MLPs have a structure similar to that of private equity investments2, with a General Partner (GP) and Limited Partners (LPs).  The GP is in charge of the operations of the partnership, but they generally only have a small ownership stake, usually around 2%.  The LPs are passive investors, and while they make up the majority of the ownership, they are subject to limited liability (not to exceed the size of their initial investment).  To encourage GPs to increase partnership distributions, many MLPs include Incentive Distribution Rights, meaning that the GP will receive an increasing percentage of distributable cash flows as per-unit distributions increase.  In other words, as the partnership generates higher distributable profits, a larger share of those profits will be paid to the GP.

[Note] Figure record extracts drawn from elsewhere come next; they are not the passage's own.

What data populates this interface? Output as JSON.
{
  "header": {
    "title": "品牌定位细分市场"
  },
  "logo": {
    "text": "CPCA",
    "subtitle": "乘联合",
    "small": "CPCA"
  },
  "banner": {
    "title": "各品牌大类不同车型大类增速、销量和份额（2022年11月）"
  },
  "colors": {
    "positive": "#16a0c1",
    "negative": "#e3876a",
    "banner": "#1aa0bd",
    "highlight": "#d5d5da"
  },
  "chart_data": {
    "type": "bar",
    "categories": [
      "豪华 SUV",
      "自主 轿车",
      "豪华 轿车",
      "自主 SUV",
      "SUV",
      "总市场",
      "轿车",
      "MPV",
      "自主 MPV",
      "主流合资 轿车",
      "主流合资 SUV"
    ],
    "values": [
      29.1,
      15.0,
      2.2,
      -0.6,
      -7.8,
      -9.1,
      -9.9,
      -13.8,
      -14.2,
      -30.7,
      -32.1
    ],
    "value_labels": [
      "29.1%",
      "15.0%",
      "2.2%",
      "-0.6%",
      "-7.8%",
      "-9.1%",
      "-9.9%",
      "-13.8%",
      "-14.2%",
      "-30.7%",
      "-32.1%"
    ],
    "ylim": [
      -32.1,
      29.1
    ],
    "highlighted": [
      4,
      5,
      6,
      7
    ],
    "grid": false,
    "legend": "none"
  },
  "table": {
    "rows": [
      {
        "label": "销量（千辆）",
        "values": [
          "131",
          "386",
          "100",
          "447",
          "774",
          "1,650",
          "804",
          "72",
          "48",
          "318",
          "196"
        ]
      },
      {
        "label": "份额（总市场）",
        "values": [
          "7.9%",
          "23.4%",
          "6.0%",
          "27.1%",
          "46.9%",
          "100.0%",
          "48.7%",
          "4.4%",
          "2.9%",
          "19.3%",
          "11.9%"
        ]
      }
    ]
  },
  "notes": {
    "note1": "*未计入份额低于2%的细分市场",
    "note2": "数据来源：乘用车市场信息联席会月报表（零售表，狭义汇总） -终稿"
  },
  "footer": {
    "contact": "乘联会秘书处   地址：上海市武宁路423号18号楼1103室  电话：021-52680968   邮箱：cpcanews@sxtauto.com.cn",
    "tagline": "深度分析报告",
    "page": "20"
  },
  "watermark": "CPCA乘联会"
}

Due to the above-mentioned structure, MLP holders (LPs) are able to realize favorable tax treatment.  The profits of the partnership are passed through to the LPs, as are several deductions and tax credits, causing the majority of MLP income to be tax-deferred.  As distributions are made, the tax-deferred portion reduces the investor’s cost basis, and (as long as the cost basis remains positive) that income is not taxed until the sale of the investment, at which time it is taxed at the capital gains rate.  After the cost basis is reduced to zero, any additional deferred income is taxed as capital gains in the year in which they are received.  Additionally, all non-deferred gains are taxed as ordinary income, as they would be with ordinary non-qualified stock dividends.  Because of this unusual tax treatment, MLP investors must file Form K-1 when paying taxes, as opposed to the standard form 1099.3  Investors are also subject to state income taxes in each state in which the MLP operates (depending on the portion of the income allocated to each state) though often times this is small enough to be negligible under state minimums.

While the favorable tax structure and high levels of current income provided by MLPs make them an attractive investment, they are not without significant risks as well.  Because MLPs are primarily in the natural resource and infrastructure industries, they are subject to sector-specific risk.  In addition, the high payout levels of MLPs make them subject to higher levels of interest rate risk than ordinary equities.  Another problem from the perspective of an investor relates to the different methods for accessing MLPs as an asset class. While most investors agree on the value of diversification, the standard vehicles for this in the MLP space (mutual funds, exchange traded funds, or notes) do not pass along the tax benefits of holding individual MLPs.  This means that in order to realize the tax advantages of MLPs, investors must either eschew diversification, or invest in a large number of individual MLPs, which could cause headaches during tax season due to the filing requirements.  Also, while individual MLPs can be held in traditional and Roth IRAs, depending on the amount of partnership income, investors can be subject to unrelated business income tax (UBIT), and might be required to file IRS Form 990T. Before investing in MLPs, both the reason for choosing the asset class and the preferred method should be carefully considered.

1. Frequent readers will note that this is not unlike REITs, which are described in detail here: http://www.empirical.net/real-estate-investment-trusts/
2. See our post on private equity for more details: http://www.empirical.net/introduction-private-equity/
3. This is an important consideration, as Form K-1 can be significantly more difficult and time-consuming to complete.